Займемся-ка лучше Краткой историей села Горный Лесковец. Ее сухой, монотонный, учительский стиль, пожалуй, опустит нас на землю, обуздает расшалившиеся мысли, кто знает, как идет следствие и когда появится капитан Штевурка, чтобы ознакомить нас с результатами вскрытия…


…в это время и сюда стали проникать реформаторские течения… (В какое время? Ага, вот здесь!) Согласно данным контрольной описи Изака Абрахамидеса от 1611 года должна была быть возведена якобы в 1580 году протестантская церковь, притом деревянная. Эта церковь около 1660 года была разрушена. Период XVII века отмечен религиозными распрями. На жителях села неблагоприятно сказывались последствия сопротивления венгерских дворян, равно как и опасность турецкого вторжения (турки[63] опустошали окрестности в течение 150 лет). В 1663 году они опустошили и Горный Лесковец.

Можно предположить, что первая школа была основана около 1580 года. В 1709 году после разгрома восстания Ференца Ракоци[64] по приказу генерала Гейстера школа перешла в руки римско-католической церкви.

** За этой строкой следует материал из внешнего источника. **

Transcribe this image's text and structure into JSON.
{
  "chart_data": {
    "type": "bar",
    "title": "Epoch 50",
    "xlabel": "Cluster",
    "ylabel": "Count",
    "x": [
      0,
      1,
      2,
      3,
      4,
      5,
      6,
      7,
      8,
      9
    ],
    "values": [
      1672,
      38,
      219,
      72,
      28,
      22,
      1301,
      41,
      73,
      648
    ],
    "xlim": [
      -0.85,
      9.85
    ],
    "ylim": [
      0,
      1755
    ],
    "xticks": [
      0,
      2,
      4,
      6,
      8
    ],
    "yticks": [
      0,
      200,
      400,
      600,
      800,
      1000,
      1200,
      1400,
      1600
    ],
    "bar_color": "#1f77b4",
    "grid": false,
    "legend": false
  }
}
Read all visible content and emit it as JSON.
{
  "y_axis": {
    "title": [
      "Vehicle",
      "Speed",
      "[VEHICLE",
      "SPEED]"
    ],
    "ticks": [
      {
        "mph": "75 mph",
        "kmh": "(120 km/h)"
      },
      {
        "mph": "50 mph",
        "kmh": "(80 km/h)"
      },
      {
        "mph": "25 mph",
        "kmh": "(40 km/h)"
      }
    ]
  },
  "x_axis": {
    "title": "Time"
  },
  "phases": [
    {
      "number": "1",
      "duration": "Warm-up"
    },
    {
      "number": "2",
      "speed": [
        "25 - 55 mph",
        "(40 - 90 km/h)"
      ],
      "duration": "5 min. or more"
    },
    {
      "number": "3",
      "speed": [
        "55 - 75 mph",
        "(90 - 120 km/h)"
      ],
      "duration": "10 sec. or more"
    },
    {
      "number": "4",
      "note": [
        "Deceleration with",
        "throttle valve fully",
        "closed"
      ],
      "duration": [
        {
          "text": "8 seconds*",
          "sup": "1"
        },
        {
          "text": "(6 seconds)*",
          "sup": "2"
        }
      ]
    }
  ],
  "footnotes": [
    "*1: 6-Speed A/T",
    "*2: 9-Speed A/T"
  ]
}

Согласно переписи 1756 года в селе проживало 2909 человек. Религиозные отношения сформировались в период правления Йосифа II (1780–1790)[65] после издания закона о свободе вероисповедания. Из свидетельства от 1803 года мы узнаем, что «молодежь кутит по ночам до бела дня, на крестинах и во время дожинок[66] устраиваются пышные пиры».

В первой половине XIX века на селе участились пожары. Население не успевало залечить раны после одного пожара, как вспыхивал другой. Одна беда накликала другую. В 1807 году по причине сильного ветра село охватил страшный пожар, уничтоживший за несколько минут 300 домов и амбаров. Среди них и школу. Подобный пожар случился и в 1821 году, когда в селе сгорело здание комитатского управления, а в 1822 году в 13.00 пожар поглотил новый урожай. Последний большой пожар произошел в 1842 году: дотла сгорела школа.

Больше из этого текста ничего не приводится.